Sur un écran fumé, un mec en parka, la tête enfouie dans le col et coiffée d’un gros bonnet. À l’image, un corps fragile recouvert de temps à autre par des illustrations de nature morte. En gros, la seule image que vous verrez de Jumo jusqu’à nouvel ordre. À l’occasion du bref teasing de son premier EP, le beatmaker français se prend déjà au jeu préféré des Djs français : se montrer sans rien dévoiler.
Batman et un sandwich triangle
Sur Internet, la stratégie reste la même. Il faudra se contenter d’une description de 7 lignes en anglais postée sur le site de son label, Yunizon Records, et de son résumé qui tient en 9 mots : « Jumo, a musician behind his computer with his ideas ». Reste la musique - « de l’électro hip-hop » s’il fallait la désigner - envoûtante, mélancolique, presque froide, qui dessine traits pour traits le personnage que la biographie virtuelle du bonhomme a bien voulu détailler. « Un solitaire schizophrène qui traverse les rues sombres de Gotham City à la recherche du sens de la vie. »

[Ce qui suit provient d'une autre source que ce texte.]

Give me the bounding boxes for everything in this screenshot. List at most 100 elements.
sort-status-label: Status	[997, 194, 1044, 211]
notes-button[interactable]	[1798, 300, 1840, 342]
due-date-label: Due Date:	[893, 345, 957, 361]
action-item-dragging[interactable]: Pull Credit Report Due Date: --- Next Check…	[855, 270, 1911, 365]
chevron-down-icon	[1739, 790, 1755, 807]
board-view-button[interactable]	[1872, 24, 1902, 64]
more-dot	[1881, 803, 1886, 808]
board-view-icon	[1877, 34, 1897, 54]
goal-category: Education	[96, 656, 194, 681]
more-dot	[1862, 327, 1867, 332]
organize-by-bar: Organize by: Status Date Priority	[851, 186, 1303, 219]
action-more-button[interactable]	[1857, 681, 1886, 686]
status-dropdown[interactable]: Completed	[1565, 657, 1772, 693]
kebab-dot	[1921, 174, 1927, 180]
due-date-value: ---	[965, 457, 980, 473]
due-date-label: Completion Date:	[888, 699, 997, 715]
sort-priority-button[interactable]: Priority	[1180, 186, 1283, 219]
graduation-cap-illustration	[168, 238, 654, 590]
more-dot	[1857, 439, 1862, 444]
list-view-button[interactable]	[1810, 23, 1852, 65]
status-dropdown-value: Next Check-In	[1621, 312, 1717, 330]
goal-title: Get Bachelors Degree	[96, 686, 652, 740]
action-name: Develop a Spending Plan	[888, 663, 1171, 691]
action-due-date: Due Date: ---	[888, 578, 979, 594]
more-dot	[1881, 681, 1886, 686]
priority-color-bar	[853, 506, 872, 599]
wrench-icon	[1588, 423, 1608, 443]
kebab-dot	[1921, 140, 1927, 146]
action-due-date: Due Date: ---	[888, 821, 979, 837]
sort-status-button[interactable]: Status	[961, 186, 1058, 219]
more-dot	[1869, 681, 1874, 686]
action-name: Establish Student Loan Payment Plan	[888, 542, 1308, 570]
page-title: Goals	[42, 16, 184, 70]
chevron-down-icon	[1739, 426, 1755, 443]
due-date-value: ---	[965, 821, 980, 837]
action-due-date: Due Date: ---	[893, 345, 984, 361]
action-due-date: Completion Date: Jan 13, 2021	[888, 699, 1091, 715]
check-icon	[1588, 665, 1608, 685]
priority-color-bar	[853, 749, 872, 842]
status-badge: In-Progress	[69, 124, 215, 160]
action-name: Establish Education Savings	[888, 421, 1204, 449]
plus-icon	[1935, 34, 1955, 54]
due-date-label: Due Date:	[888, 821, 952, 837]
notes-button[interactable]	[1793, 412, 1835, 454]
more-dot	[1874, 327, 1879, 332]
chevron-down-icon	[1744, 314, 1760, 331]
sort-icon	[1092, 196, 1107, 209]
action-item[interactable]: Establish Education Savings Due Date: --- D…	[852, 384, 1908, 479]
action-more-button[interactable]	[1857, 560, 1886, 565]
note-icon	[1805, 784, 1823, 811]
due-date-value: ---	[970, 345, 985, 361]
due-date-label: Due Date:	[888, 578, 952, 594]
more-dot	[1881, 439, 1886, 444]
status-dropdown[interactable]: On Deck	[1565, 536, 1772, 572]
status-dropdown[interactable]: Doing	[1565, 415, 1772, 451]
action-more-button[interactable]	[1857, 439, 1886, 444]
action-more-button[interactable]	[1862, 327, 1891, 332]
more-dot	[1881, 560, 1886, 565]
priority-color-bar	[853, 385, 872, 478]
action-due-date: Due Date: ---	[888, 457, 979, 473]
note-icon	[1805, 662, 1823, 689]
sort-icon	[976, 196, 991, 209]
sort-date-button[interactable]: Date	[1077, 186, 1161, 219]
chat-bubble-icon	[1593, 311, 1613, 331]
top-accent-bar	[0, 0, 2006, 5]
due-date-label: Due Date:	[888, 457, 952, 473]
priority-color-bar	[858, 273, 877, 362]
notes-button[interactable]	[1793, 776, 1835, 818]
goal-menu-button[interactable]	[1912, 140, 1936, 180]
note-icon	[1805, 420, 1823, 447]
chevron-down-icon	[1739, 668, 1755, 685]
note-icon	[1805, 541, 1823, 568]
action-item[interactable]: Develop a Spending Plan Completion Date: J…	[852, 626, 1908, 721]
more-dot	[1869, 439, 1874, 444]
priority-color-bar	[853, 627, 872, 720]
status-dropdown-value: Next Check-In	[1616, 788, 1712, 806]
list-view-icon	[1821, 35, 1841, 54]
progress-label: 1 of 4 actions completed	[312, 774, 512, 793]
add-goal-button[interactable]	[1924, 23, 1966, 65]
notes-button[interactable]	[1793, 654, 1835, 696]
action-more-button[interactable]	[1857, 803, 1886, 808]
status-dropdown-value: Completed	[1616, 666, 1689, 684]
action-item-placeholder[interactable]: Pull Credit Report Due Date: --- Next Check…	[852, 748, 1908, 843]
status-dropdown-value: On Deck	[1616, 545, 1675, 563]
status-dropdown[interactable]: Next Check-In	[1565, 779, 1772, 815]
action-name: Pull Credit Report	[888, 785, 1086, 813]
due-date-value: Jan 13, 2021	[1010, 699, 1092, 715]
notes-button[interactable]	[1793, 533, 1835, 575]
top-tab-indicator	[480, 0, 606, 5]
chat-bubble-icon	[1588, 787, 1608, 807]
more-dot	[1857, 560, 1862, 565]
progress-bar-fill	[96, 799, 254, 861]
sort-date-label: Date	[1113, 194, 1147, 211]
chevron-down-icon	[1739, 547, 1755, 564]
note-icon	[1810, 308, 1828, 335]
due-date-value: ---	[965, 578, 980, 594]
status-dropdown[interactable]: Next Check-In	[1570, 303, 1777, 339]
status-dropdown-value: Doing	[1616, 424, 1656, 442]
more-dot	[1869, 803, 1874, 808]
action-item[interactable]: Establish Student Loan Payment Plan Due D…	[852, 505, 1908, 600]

En vrai et comme bien souvent, Clément Leveau est un garçon comme les autres. À l’heure du rendez-vous donné dans les locaux de son véritable job – graphiste chez l’agence Excuse my French – on l’aperçoit sortir d’un supermarché avec un sandwich triangle. Sans les effets vidéo, c’est la même silhouette longiligne aperçue sur le clip qui se retourne pour nous saluer. Une fois à l’intérieur, sur un bout de clique-claque, Jumo se gratte la tête sous son bonnet. Il ne sait pas trop quoi dire quand on lui parle de ce personnage schizo qui erre dans la ville de Batman. Au début, la question sera très vite évacuée au motif que la bio n’est pas de son chef. Peu après, au détour d’une conversation sur son nom de scène, Jumo lâchera que ce personnage, c’est en fait « forcément » un peu lui. « On a tous une deuxième personnalité. La mienne me permet de traiter mes névroses », confie-t-il du fond de la gorge, sans aller plus loin. « Le projet est très personnel mais je n’ai pas envie de développer plus que ça mes problèmes perso. Ce sont juste des questionnements sur lesquels je peux travailler. » Pour ce premier EP intitulé Hylé, il s’agira du « rêve et de l’inconscience ».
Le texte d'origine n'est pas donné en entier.